MPs from across the political divide have paid tribute to the contribution of the British-Irish Parliamentary Assembly in support of peace and reconciliation.
Labour's Paul Murphy said BIPA had played an "enormous role" in the development of peace in Northern Ireland, in relations between Britain and Ireland and with regard to the devolved parliaments.
He said it was right to characterise its work between 1990 and 1998, prior to the Good Friday Agreement, as a "talking shop", but reminded MPs that before 1990 "there was no talking".
Mr Murphy said: "The whole purpose of this body was to bring together parliamentarians from London and from Dublin in order to try and break the ice with regard to the hugely tense relations that existed between Britain and Ireland at that time."
Speaking at the start of a Commons debate on the work of BIPA, he said it had gone from "strength to strength", adding: "I think BIPA has been a tremendous force for good in the last 22 years, it has certainly helped to improve the peace in Northern Ireland. It has brought together politicians from a wide and disparate background and more recently it has meant that it has become a forum for parliamentarians from the devolved administrations as well."
BIPA's co-chairman, Conservative Laurence Robertson, underlined the importance of trade between Britain and Ireland, saying the UK was Ireland's biggest destination of exports and Ireland was the fifth largest export market of the UK.

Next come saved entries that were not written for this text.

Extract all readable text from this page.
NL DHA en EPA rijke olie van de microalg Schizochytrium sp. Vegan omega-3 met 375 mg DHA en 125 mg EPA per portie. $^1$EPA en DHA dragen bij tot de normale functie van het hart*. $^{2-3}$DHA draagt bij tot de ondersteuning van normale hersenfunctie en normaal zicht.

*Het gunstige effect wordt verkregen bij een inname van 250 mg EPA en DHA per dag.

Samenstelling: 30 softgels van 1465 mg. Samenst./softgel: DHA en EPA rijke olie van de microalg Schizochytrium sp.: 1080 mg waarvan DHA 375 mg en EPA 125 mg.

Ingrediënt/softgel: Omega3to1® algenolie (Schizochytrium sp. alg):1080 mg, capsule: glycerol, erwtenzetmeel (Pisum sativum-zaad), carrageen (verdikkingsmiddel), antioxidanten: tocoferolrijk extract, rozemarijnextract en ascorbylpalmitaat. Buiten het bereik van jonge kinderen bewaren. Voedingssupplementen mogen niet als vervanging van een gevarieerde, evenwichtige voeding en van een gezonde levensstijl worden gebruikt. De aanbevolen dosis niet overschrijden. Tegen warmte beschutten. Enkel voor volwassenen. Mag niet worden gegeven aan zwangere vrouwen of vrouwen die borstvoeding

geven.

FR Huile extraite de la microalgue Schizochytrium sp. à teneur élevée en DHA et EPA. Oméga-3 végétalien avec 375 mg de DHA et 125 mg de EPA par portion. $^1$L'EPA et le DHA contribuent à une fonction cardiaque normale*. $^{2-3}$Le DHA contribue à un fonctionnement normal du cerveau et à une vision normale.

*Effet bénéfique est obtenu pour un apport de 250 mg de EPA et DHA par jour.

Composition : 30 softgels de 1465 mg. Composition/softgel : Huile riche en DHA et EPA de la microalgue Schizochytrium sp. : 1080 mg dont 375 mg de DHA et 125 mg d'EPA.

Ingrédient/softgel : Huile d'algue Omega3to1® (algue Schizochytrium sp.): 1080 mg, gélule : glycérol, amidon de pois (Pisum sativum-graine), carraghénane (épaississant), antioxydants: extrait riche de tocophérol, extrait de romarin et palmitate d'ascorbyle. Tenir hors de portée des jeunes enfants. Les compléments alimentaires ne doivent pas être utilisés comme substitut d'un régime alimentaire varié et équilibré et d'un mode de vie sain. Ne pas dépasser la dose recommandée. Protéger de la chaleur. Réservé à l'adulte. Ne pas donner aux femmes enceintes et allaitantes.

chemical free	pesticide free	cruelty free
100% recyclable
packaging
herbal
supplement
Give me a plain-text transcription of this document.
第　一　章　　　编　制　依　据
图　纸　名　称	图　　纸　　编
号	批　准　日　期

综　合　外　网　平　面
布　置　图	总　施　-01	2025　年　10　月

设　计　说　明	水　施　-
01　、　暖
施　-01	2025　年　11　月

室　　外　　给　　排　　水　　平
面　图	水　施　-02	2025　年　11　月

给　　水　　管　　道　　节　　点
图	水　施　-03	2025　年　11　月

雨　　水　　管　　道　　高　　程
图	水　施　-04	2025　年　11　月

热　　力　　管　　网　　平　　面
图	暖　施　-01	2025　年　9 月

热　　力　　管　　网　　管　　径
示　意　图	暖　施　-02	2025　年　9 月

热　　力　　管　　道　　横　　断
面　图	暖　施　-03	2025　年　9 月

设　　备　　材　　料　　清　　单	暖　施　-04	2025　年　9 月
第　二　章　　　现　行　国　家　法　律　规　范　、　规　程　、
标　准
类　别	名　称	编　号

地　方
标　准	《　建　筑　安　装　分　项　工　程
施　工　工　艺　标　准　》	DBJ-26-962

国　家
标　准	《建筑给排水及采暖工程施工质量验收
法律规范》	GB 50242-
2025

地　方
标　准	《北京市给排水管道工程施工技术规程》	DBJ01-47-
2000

He said: "Even during times of economic difficulty recently, trade between the two countries actually rose in 2010-11 and such matters as trade were discussed at the plenary in May."
He added: "Some people of course do consider BIPA to be a talking shop. Well, what I would say is, given the history between the two countries, particularly over many years in the past, the terrible experiences we've had in Northern Ireland, I would suggest that talking is extremely important with regards to relations with Ireland and indeed relations within Northern Ireland.
"If we had not had people talking in the past we wouldn't have achieved the relative peace that we have in Northern Ireland. I say relative because there are still challenges that lie ahead."
Northern Ireland minister Hugo Swire said: "BIPA played an important role in developing a level of understanding between parliamentarians in the United Kingdom and our colleagues in Ireland in those years... it was set up initially to get people to talk, people were not talking and it's worth remembering that as we look at BIPA today."